Фидий, как все античные ремесленники, передавая свою профессию сыну, надеялся, что тот достигнет в ней полного совершенства. Под руководством отца Архимед досконально изучил «Начала» Евклида и впоследствии не только неоднократно ссылался на них в своих книгах, но и взял за образец своей деятельности. Близкие Архимеда не сомневались, что он станет достойным преемником отца, будет астрономом, хранителем календаря и предсказателем затмений. Но никто не знал, что это вовсе не отвечало его желаниям. Архимед испытывал неудержимую тягу к изобретательству. У него с детства проявляются незаурядные способности к технике. Его влечёт к этой «низкой» науке; обуревают мечты, слишком дерзкие для безвестного провинциального звездочёта.

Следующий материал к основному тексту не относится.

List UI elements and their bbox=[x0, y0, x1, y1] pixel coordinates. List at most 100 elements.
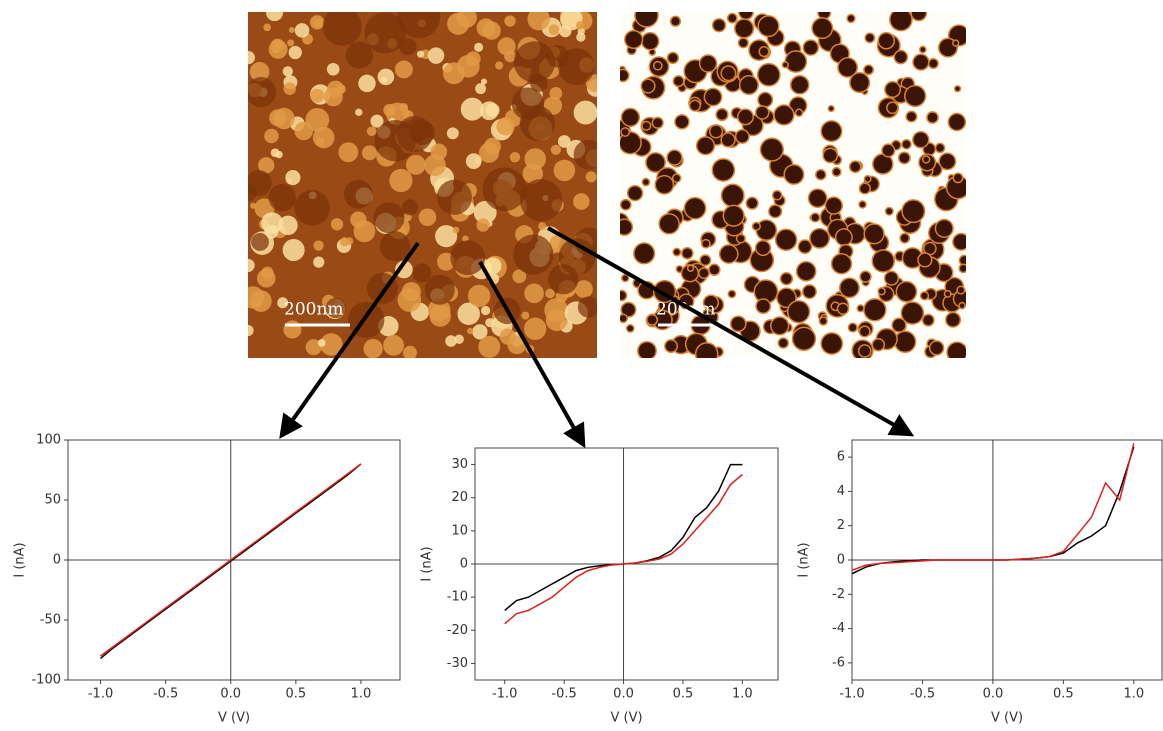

Впоследствии оказалось, что Архимед — гениальный инженер. Но в юности он стыдится своего пристрастия, скрывает его. Следуя общепринятым взглядам, старается не придавать значения своему влечению, прячет подальше от окружающих и от себя самого своё призвание. Так он совершает первую ошибку: вместо того чтобы развивать способность к технике, готовится стать астрономом и математиком.
Судьба идёт ему навстречу.
Один из родственников Фидия, простой гражданин Сиракуз Гиерон, отличился в сражениях с войсками Рима и Карфагена, теснившими Сиракузы с обеих сторон. Успехи Гиерона были столь велики, что в наступившей передышке ему удалось захватить неограниченную власть в Сиракузах. Это не могло не отразиться на благосостоянии его родственников. Иначе вряд ли Фидий смог бы послать своего сына для продолжения образования из провинциальных Сиракуз в один из научных центров тогдашнего мира.
В области математики, астрономии, филологии и медицины, этих «низменных наук», столицей мира к тому времени стала Александрия, затмившая Афины, продолжавшие первенствовать в области «высших наук» — философии и изящной литературы.
Естественно, что Архимед отправился в Александрию.
Учёные в Александрии группировались вокруг Александрийского музея. Они получали жалованье от государства, жили при храме Муз, обедали совместно, и обеды сопровождались беседами и диспутами. Государство выделяло средства на инструменты для астрономов, на дорогостоящие экспедиции естествоиспытателей и географов. Благодаря этому один из крупнейших географов и математиков Эратосфен, современник и друг Архимеда, провёл весьма точное для того времени измерение размеров Земли, что потребовало далёкого путешествия к экватору. Власти даже разрешили врачу Герофилу вскрывать трупы людей, что прежде считалось кощунством, и он открыл, что органом мышления является мозг, что артерии наполнены кровью, а не воздухом, как думали до него. Герофил вызвал переполох, выступив против учения о душе, якобы находящейся в сердце человека.
В Музее в то время трудился и крупный математик Конон, воспринявший наследие работавших здесь ранее Евклида и Аристарха Самосского, прославившегося астрономическими измерениями. Бывали здесь и многие другие мыслители.
Для учёных самой притягательной особенностью Музея была замечательная библиотека, одно из чудес античного мира. Она содержала почти все греческие книги в подлинниках или тщательно выполненных копиях и множество древних рукописей и табличек из Египта и других стран. Было время, когда по всей Греции систематически собирались рукописи. Владелец должен был довольствоваться копией, подлинник направлялся в Музей. Несмотря на то что судьба этого изумительного собрания книг была печальной и перекликалась с судьбой самой греческой науки, которую одни властители берегли и лелеяли, другие выжигали огнём костров, разрушали мечом и гонениями, библиотека и Музей сыграли решающую роль в формировании античной науки.